The Sound of Music: 30 Years of Compact Disc Sales in North America

Photo Credit: Philips Commications Copyright All rights reserved by Philips Communications

Since developing the ability to record sounds and voices, efforts of improving the quality of the playback has fueled the the search for better media formats. From vinyl LP discs, the music industry briefly embraced 8-Track tapes during the 1960s and 1970s. Popular in the 1980s, the audio cassette miniaturized an entire artist's album into a package to the size of a small cigarette box. As cassettes reigned popular with LPs still enjoying a respectable market presence, a technology developed in Japan between Sony and Philips would revolutionize the way music would be received. First sold in Japan during October of 1982, the wider global marketplaces of North America and Europe would begin obtaining the the magically advanced Compact Disc (CD) in the early days of March of the following year. Therefore, it is acceptable to say that March the 2nd of 1983 was the starting point where the CD would be heard around the world.

When introduced, the compact disc represented a monumental step forward for audiophiles. In the early 1980s, the concept of a 4.7-inch flat disc delivering superior sound quality was cutting-edge thinking. The thought that the CD was being read by a laser beam was another outrageous notion. Priced at around $800 to $1,000 when first sold in the United States, CD players were first rolled out by Sony and Magnavox who immediately championed the new audio format.

Photo credit: Ford Motor Company

CBS Records and Sony distributed were initially involved in supplying the United States market with compact discs. Music CDs first available (originally 16 albums priced between $17 to $25 per disc) consisted largely of classical performances for the purpose to highlight the fidelity of the new equipment.
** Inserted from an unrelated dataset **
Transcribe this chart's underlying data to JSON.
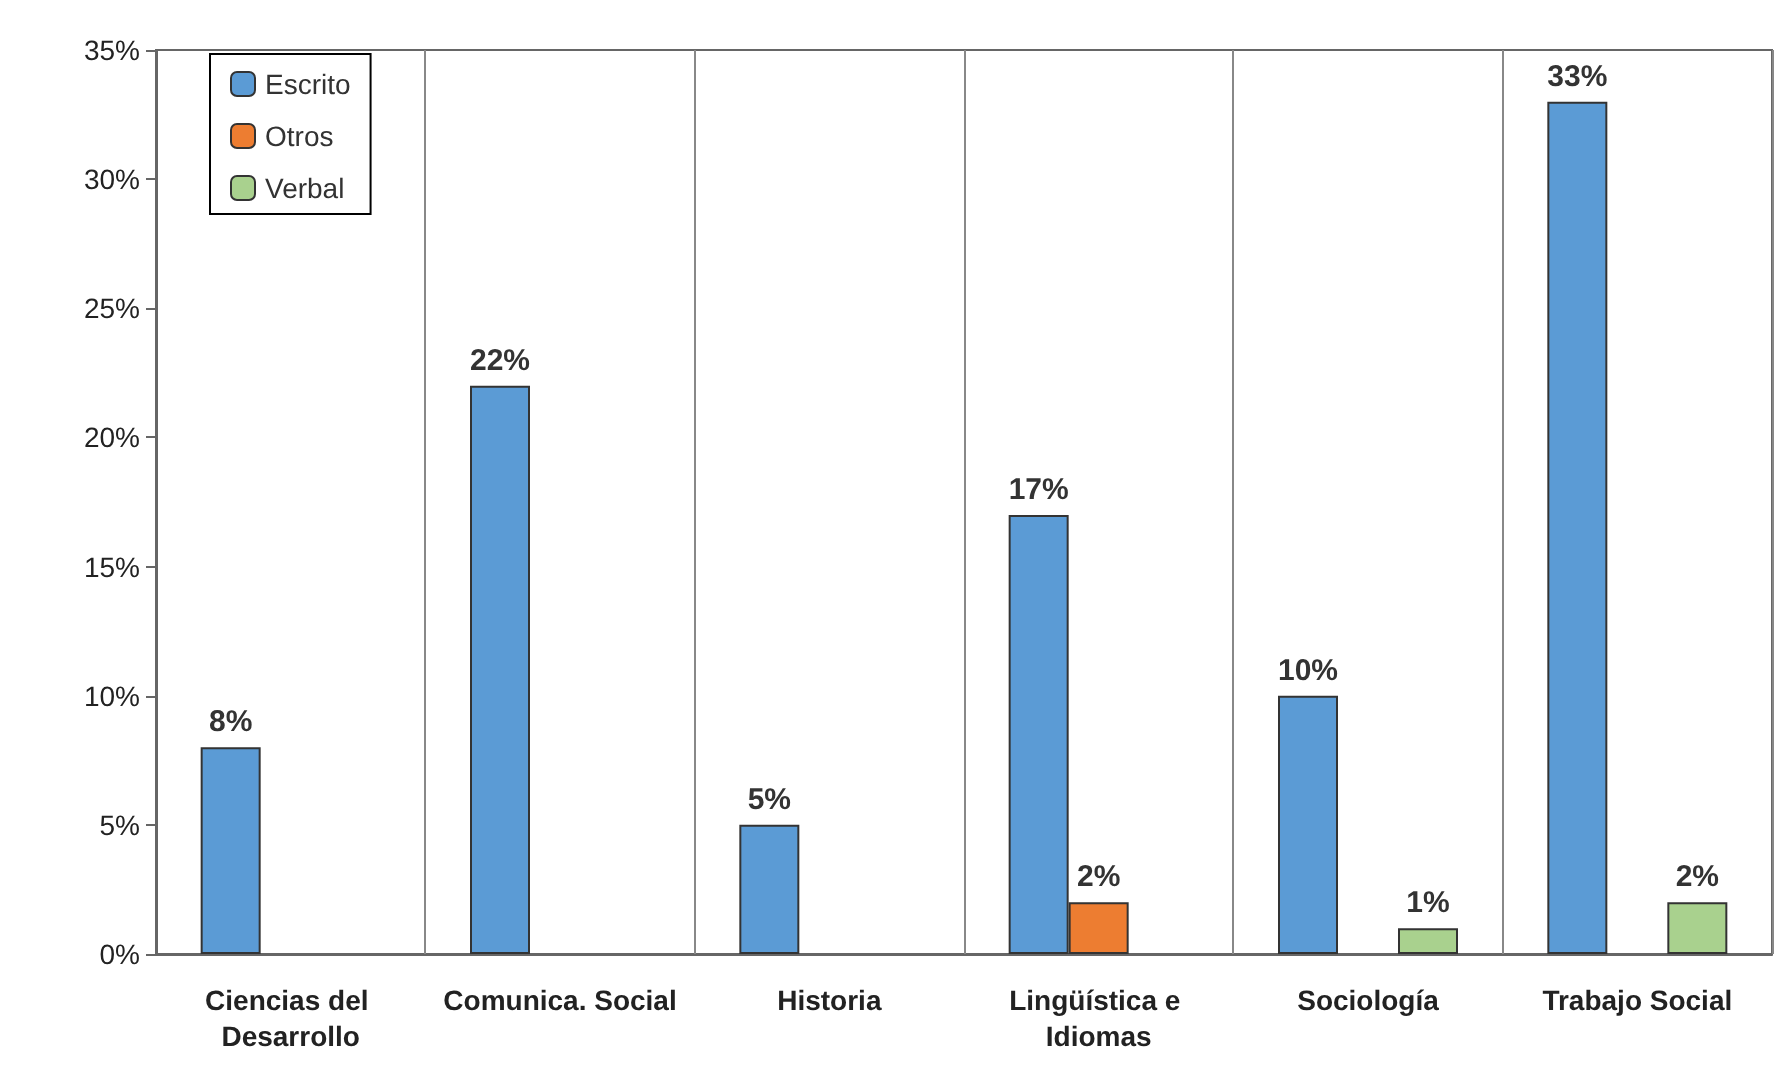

Contemporary artists of the time including Journey and Pink Floyd were added to CD format later in 1983. Canadian artist Bryan Adams also saw his album "Cuts Like a Knife" converted to CD within the first year of the format's sales in North America. One of the earliest popular music groups to have an album released on CD outside of Japan was Swedish band ABBA. ABBA's 1981 album titled "The Visitors" was brought to market in 1982 ahead of the European commercial release of the CD player units.

As can be expected from new technology, the adaptation to the new player was not immediate. To promote the format in its infancy, Sony supplied 28 radio stations with free CD players and a year's supply of CDs. As the 1980s rolled, CD players slowly found its way into high-end stereo cabinets. Smaller, less expensive players of the laser-scanned discs eventually led to mainstream acceptance of the media format eventually usurping the audio cassette. The CD also existed as an external data storage solution of choice in the booming home computer market of the 1990s. Becoming a common sight around the world by the 2000s, CDs two decade superiority has been eroded by on-line music in recent years.

As we are entering full-fledged into the market where obtaining information such as music and stereo will be performed entirely on-line, the notion of purchasing a physical piece of media will become a remnant of past culture.